Dr Burrow estimated the Beef CRC had delivered about $2 billion in net benefits to both the industry and consumers since starting its work in 1993 (from total federal funding of $66m).
The application’s failure was in part a side effect of the live cattle export controversy.
She said the application had been due on July 1, but on June 29 they had discovered a major “glitch” and in the heat of the live cattle export issue had found it hard to access key industry figures in northern Australia.
“We had to pull out $4.5 million in cash and in kind from the industry,” she said.
Its current work has been heavily focused on the beef genome (the entirety of an animal’s DNA-encoded hereditary information) which was first sequenced in 2006, but the dramatic breeding and selection advances it promised have been difficult to achieve because hundreds, even thousands, of interacting genes control important production traits like growth rate, feed efficiency and meat quality – not the handful that researchers had originally believed.
However, even if the CRC had made it through to the final selection round the interview process would still have been difficult.
The government was expected to support only about three to five of the applications.
Dr Burrow said the organisation had wanted another five-year extension to to identify all the genes in the beef genome, however, it will now, during the next few months, look at alternatives, including international collaboration and continued industry funding to ensure the research continued.
Chief executive officer of the Cotton Catchment Communities CRC, Philip Armytage, said the latest funding bid had included 98 partners who were willing to contribute about $78 million across the seven years.
The Cotton CRC had been asking the Government for a further $25m.
Mr Armytage said the Cotton CRC’s achievements included research that had helped growers increase water use efficiency by 28 per cent as well as important research on the interaction of surface and ground water.
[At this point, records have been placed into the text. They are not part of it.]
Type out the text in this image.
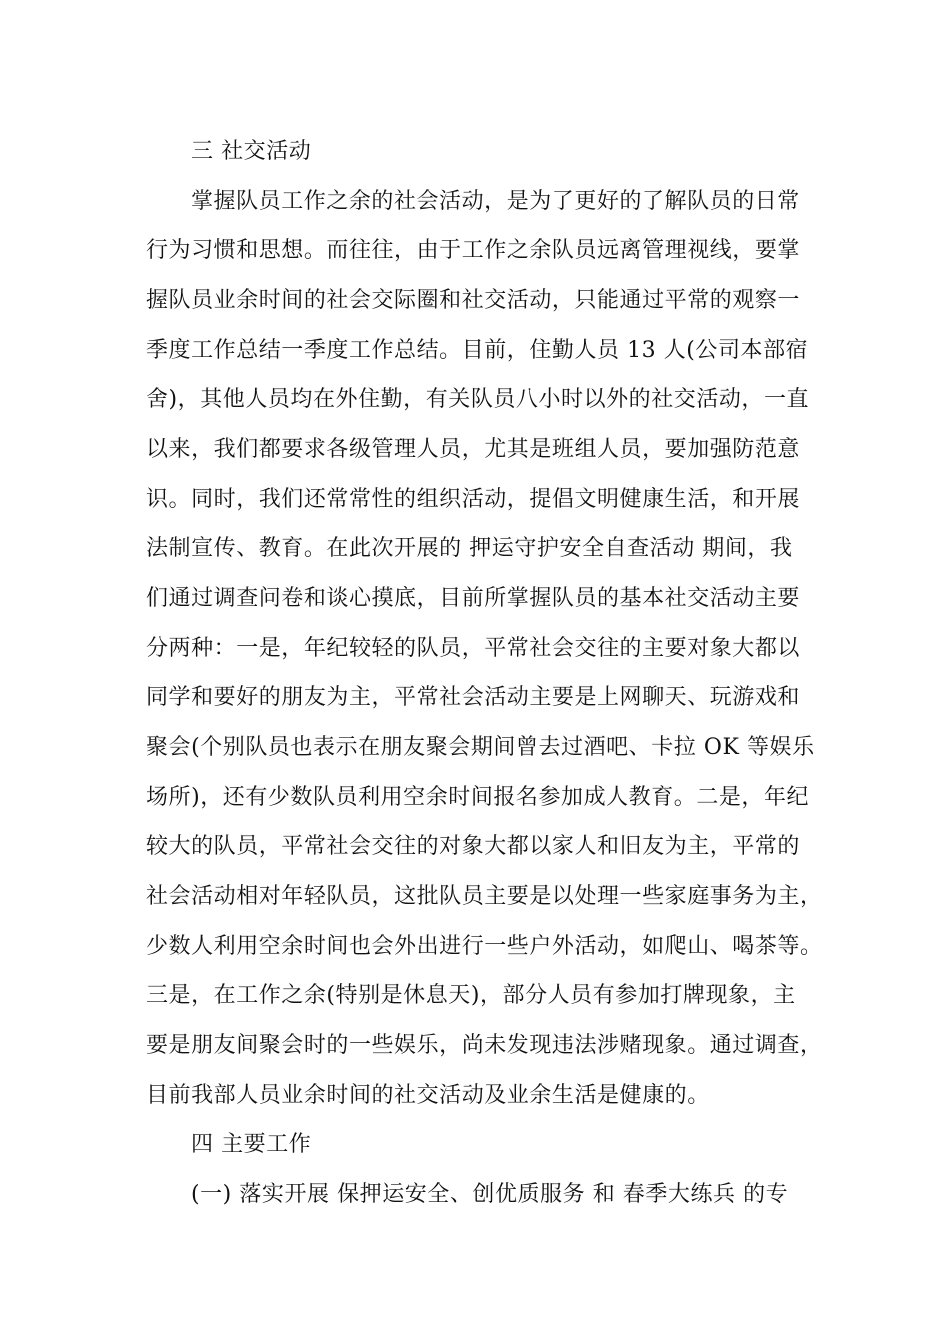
三 社交活动
掌握队员工作之余的社会活动，是为了更好的了解队员的日常
行为习惯和思想。而往往，由于工作之余队员远离管理视线，要掌
握队员业余时间的社会交际圈和社交活动，只能通过平常的观察一
季度工作总结一季度工作总结。目前，住勤人员 13 人(公司本部宿
舍)，其他人员均在外住勤，有关队员八小时以外的社交活动，一直
以来，我们都要求各级管理人员，尤其是班组人员，要加强防范意
识。同时，我们还常常性的组织活动，提倡文明健康生活，和开展
法制宣传、教育。在此次开展的 押运守护安全自查活动 期间，我
们通过调查问卷和谈心摸底，目前所掌握队员的基本社交活动主要
分两种：一是，年纪较轻的队员，平常社会交往的主要对象大都以
同学和要好的朋友为主，平常社会活动主要是上网聊天、玩游戏和
聚会(个别队员也表示在朋友聚会期间曾去过酒吧、卡拉 OK 等娱乐
场所)，还有少数队员利用空余时间报名参加成人教育。二是，年纪
较大的队员，平常社会交往的对象大都以家人和旧友为主，平常的
社会活动相对年轻队员，这批队员主要是以处理一些家庭事务为主，
少数人利用空余时间也会外出进行一些户外活动，如爬山、喝茶等。
三是，在工作之余(特别是休息天)，部分人员有参加打牌现象，主
要是朋友间聚会时的一些娱乐，尚未发现违法涉赌现象。通过调查，
目前我部人员业余时间的社交活动及业余生活是健康的。
四 主要工作
(一) 落实开展 保押运安全、创优质服务 和 春季大练兵 的专
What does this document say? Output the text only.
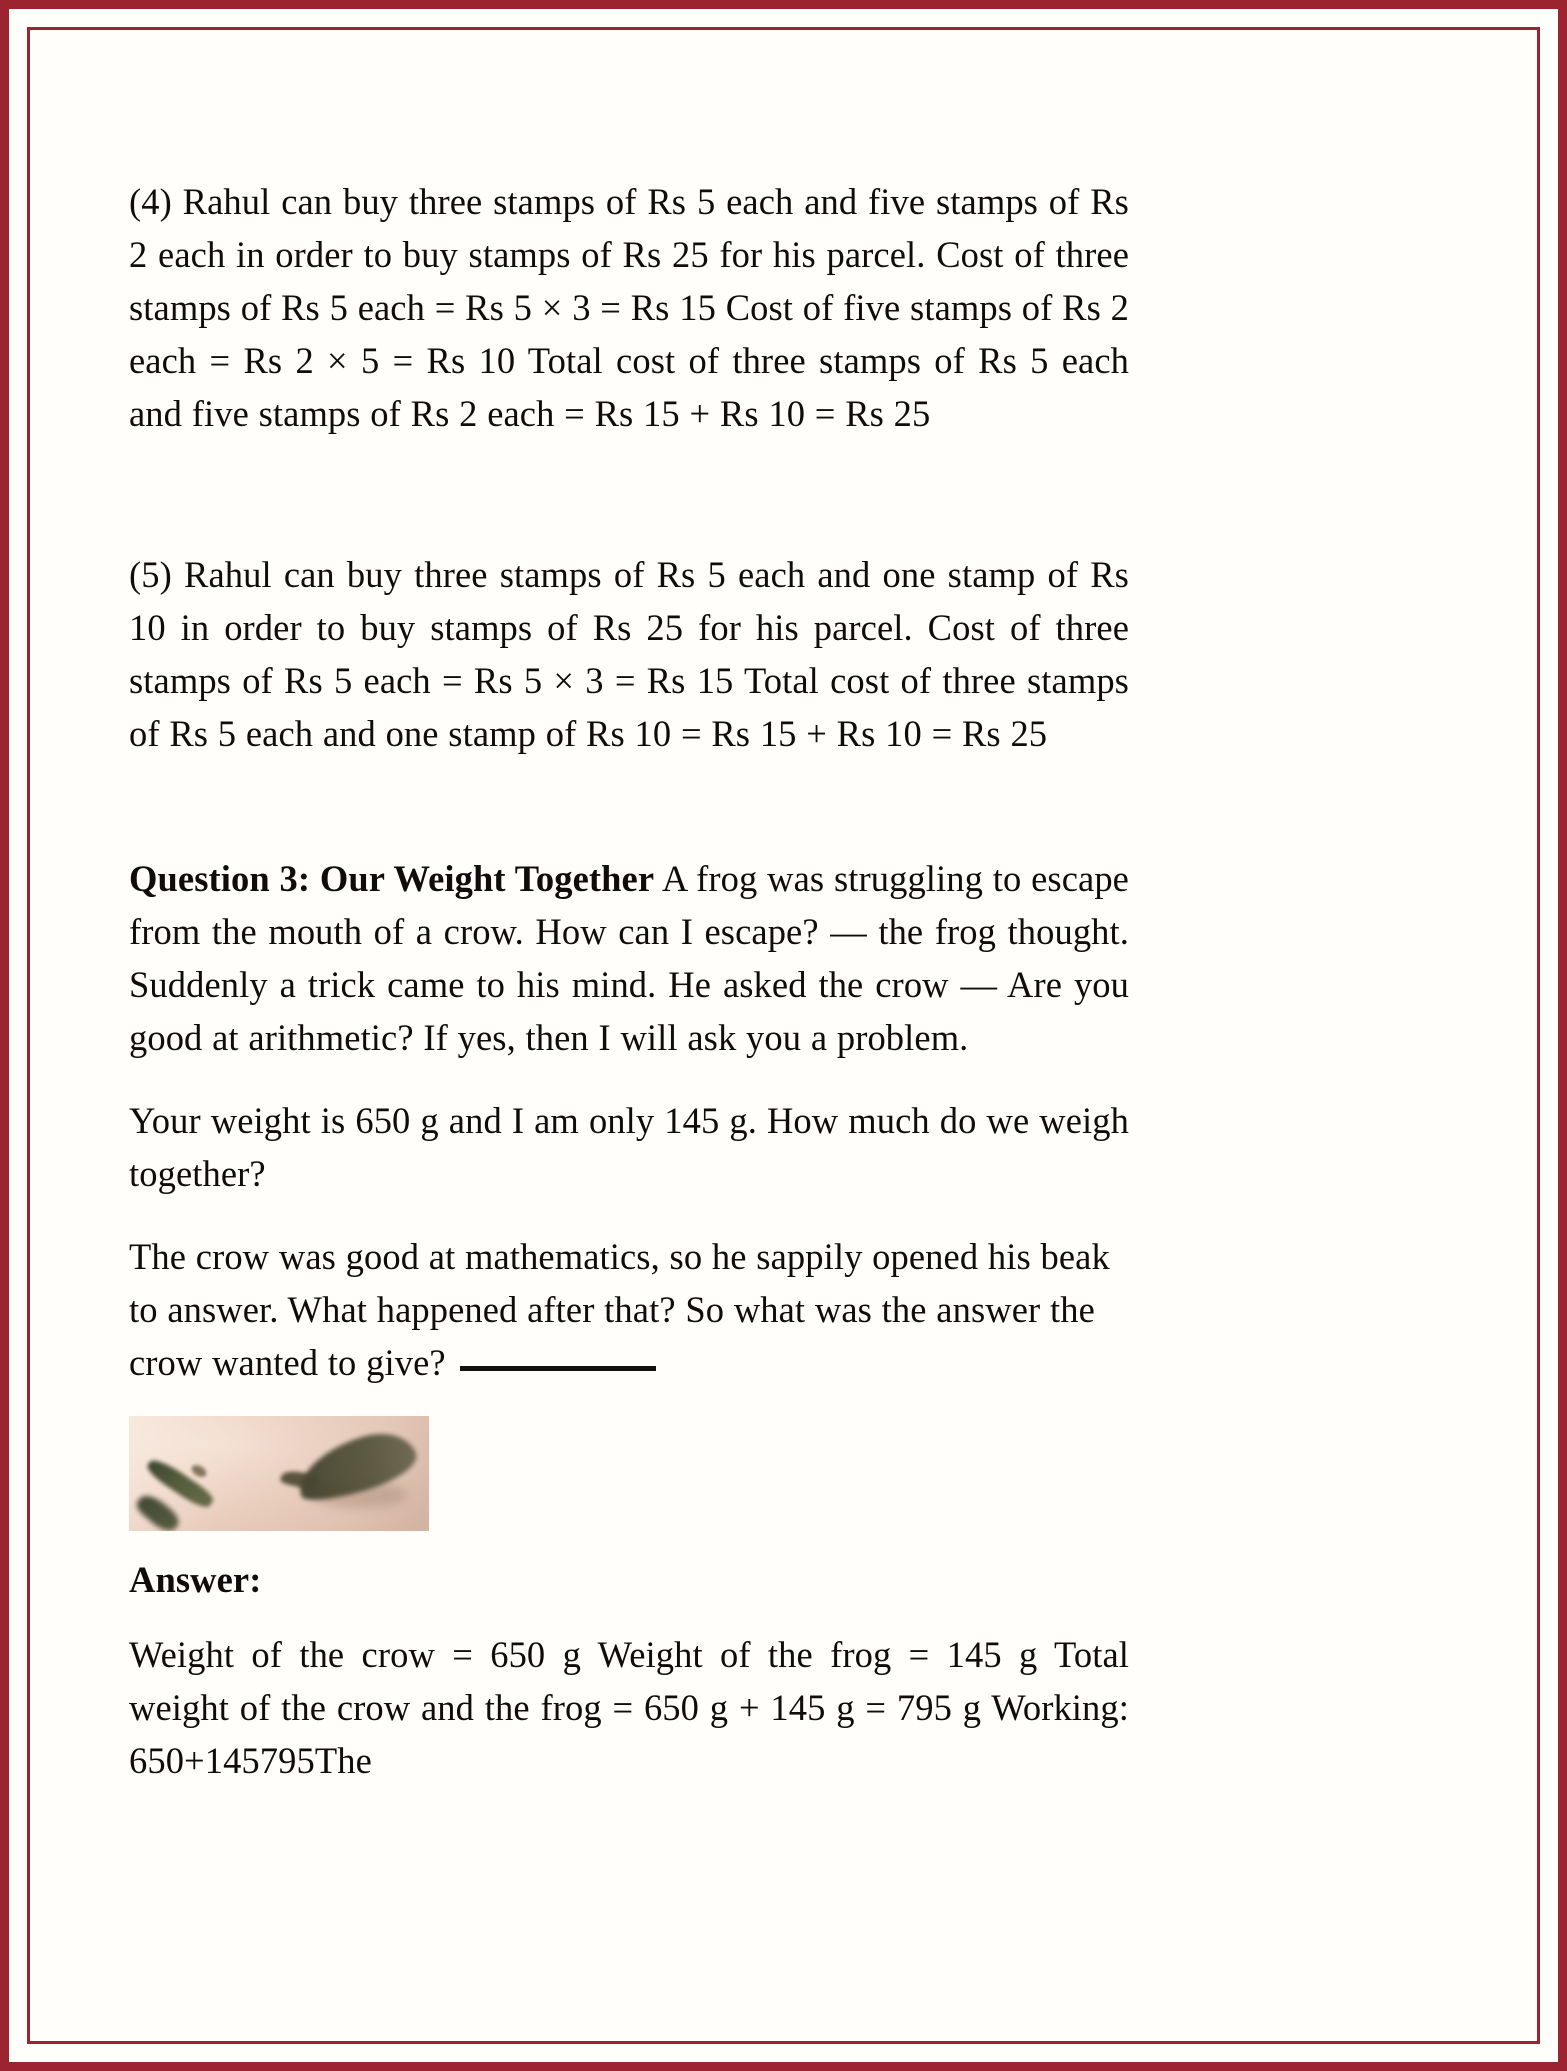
(4) Rahul can buy three stamps of Rs 5 each and five stamps of Rs 2 each in order to buy stamps of Rs 25 for his parcel. Cost of three stamps of Rs 5 each = Rs 5 × 3 = Rs 15 Cost of five stamps of Rs 2 each = Rs 2 × 5 = Rs 10 Total cost of three stamps of Rs 5 each and five stamps of Rs 2 each = Rs 15 + Rs 10 = Rs 25

(5) Rahul can buy three stamps of Rs 5 each and one stamp of Rs 10 in order to buy stamps of Rs 25 for his parcel. Cost of three stamps of Rs 5 each = Rs 5 × 3 = Rs 15 Total cost of three stamps of Rs 5 each and one stamp of Rs 10 = Rs 15 + Rs 10 = Rs 25

Question 3: Our Weight Together A frog was struggling to escape from the mouth of a crow. How can I escape? — the frog thought. Suddenly a trick came to his mind. He asked the crow — Are you good at arithmetic? If yes, then I will ask you a problem.

Your weight is 650 g and I am only 145 g. How much do we weigh together?

The crow was good at mathematics, so he sappily opened his beak to answer. What happened after that? So what was the answer the crow wanted to give?

Answer:

Weight of the crow = 650 g Weight of the frog = 145 g Total weight of the crow and the frog = 650 g + 145 g = 795 g Working: 650+145795The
The water savings had allowed farmers to grow about $250m worth more cotton with the same amount of water.
Its research had also halved the amount of contamination in Australian cotton fibre.
He said the CRC was investigating alternatives to see if research could continue without government support.
While the CRC for High Integrity Australian Pork (Pork CRC) did not apply for funding this year, the organisation did present a successful application last year.
This resulted in $20 million in funding which will assure projects until 2019.
During this period Pork CRC aims to transform pork production systems to produce high quality pork for the same financial cost, while improving animal welfare by eliminating the need for confinement of sows.